6 Responses to Playing the Nazis

  1. Reminded of a friend who denied her son toy guns, but gave up when he began to make his own out of breakfast toast. OOB detail something I find myself restoring to your own games Brian. In part because I feel engagement is diminished by the abstract, pastel counters. With Strike For Berlin for instance, pleasure came from taking out nascent Nazis among the ranks of the Freikorps early in their careers.

    • brtrain says:

      I put in OOB detail when I feel it’s appropriate, and most of my historical games do have it.
      I don’t think it is always worth the effort.
      For example, my games on the Finnish Civil War and Red Horde 1920/ Strike for Berlin didn’t have this for some forces because even where numbers and nomenclature might have existed, they were either armed mobs or conglomerations of tiny units with transitory existence.
      I could have invented numbers, but that wouldn’t have helped anyone.
      However, people should feel free to write designations on counters if they like!

  2. JR says:

    I read the referenced article. I tried to carefully evaluate the author’s intent based on their writing. I came to the conclusion that it is a “semi-sensationalist intent supported by a few corner-case tropes and wrapped in a thin veneer of scholarly style”.

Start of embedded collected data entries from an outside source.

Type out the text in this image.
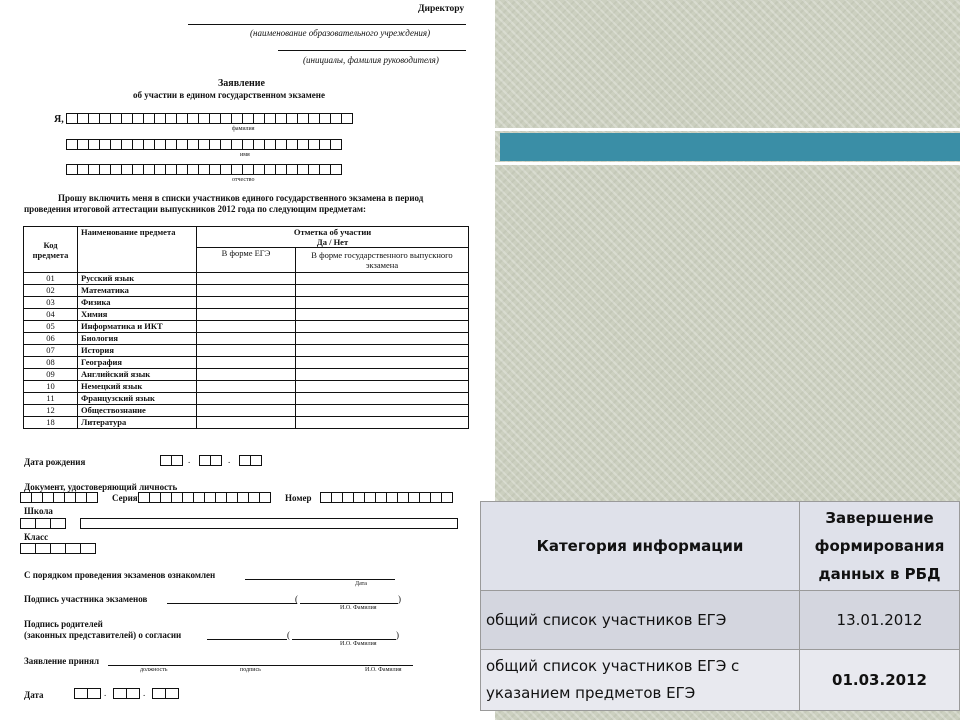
Директору
(наименование образовательного учреждения)
(инициалы, фамилия руководителя)
Заявление
об участии в едином государственном экзамене
Я,
фамилия
имя
отчество
Прошу включить меня в списки участников единого государственного экзамена в период
проведения итоговой аттестации выпускников 2012 года по следующим предметам:
Код предмета	Наименование предмета	Отметка об участии
Да / Нет	
		В форме ЕГЭ	В форме государственного выпускного экзамена
01	Русский язык		
02	Математика		
03	Физика		
04	Химия		
05	Информатика и ИКТ		
06	Биология		
07	История		
08	География		
09	Английский язык		
10	Немецкий язык		
11	Французский язык		
12	Обществознание		
18	Литература		
Дата рождения	.	.
Документ, удостоверяющий личность
Серия	Номер
Школа
Класс
С порядком проведения экзаменов ознакомлен
Дата
Подпись участника экзаменов	(	)
И.О. Фамилия
Подпись родителей
(законных представителей) о согласии	(	)
И.О. Фамилия
Заявление принял
должность	подпись	И.О. Фамилия
Дата	.	.
Категория информации	Завершение формирования данных в РБД
общий список участников ЕГЭ	13.01.2012
общий список участников ЕГЭ с указанием предметов ЕГЭ	01.03.2012
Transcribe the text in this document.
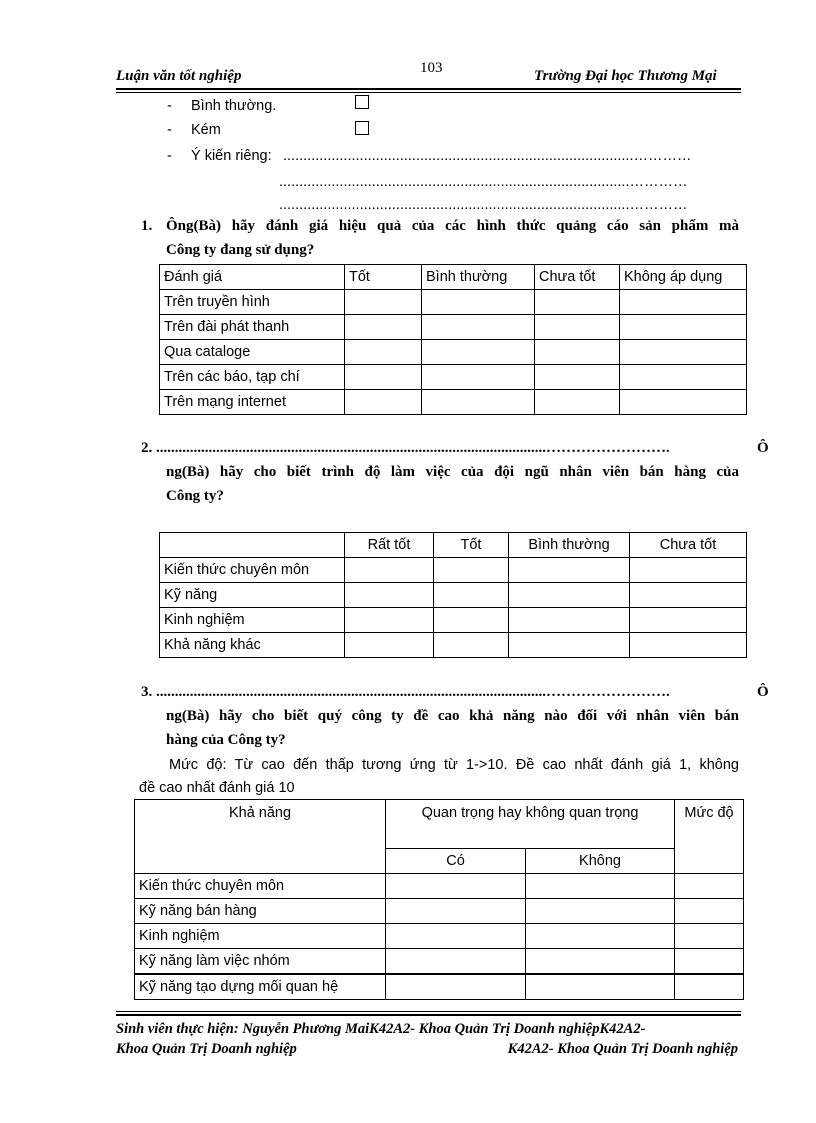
103
Luận văn tốt nghiệp	Trường Đại học Thương Mại
- Bình thường.
- Kém
- Ý kiến riêng: .......................................................................................…………
.......................................................................................…………
.......................................................................................…………
1. Ông(Bà) hãy đánh giá hiệu quả của các hình thức quảng cáo sản phẩm mà
Công ty đang sử dụng?
Đánh giá	Tốt	Bình thường	Chưa tốt	Không áp dụng
Trên truyền hình				
Trên đài phát thanh				
Qua cataloge				
Trên các báo, tạp chí				
Trên mạng internet				
2. ........................................................................................................…………………….	Ô
ng(Bà) hãy cho biết trình độ làm việc của đội ngũ nhân viên bán hàng của
Công ty?
	Rất tốt	Tốt	Bình thường	Chưa tốt
Kiến thức chuyên môn				
Kỹ năng				
Kinh nghiệm				
Khả năng khác				
3. ........................................................................................................…………………….	Ô
ng(Bà) hãy cho biết quý công ty đề cao khả năng nào đối với nhân viên bán
hàng của Công ty?
Mức độ: Từ cao đến thấp tương ứng từ 1->10. Đề cao nhất đánh giá 1, không
đề cao nhất đánh giá 10
Khả năng	Quan trọng hay không quan trọng		Mức độ
	Có	Không	
Kiến thức chuyên môn			
Kỹ năng bán hàng			
Kinh nghiệm			
Kỹ năng làm việc nhóm			
Kỹ năng tạo dựng mối quan hệ			
Sinh viên thực hiện: Nguyễn Phương MaiK42A2- Khoa Quản Trị Doanh nghiệpK42A2-
Khoa Quản Trị Doanh nghiệp	K42A2- Khoa Quản Trị Doanh nghiệp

    Having grown up in the era in which the author writes, I can assure you that I never encountered the fringe crowd that ran around in helmets; “bad boy” bikers and protesting students may have done that in those days. The thought that the referenced images were an attempt to appeal to the darker sides of white male human beings is an old and tired trope, nothing more. The attempts to write about the USA back in those days based solely on research that would truly slant one’s impression would be like me trying to write about Italy by only referencing the writings of Mussolini and his Fascists.

    I get the basic point of the article: people can go too far with something. Sadly, presenting this article as a single line does not make for “lines of press copy” as they might have said back in the 1960s and 1970s when newspapers still existed.

    If there were people attending wargame conventions that displayed a morbid fascination with the horrible sides of war, I would think someone like Brian, a wargame designer with many published designs over many many years and regular attendee of these conventions, would have mentioned it to us by now.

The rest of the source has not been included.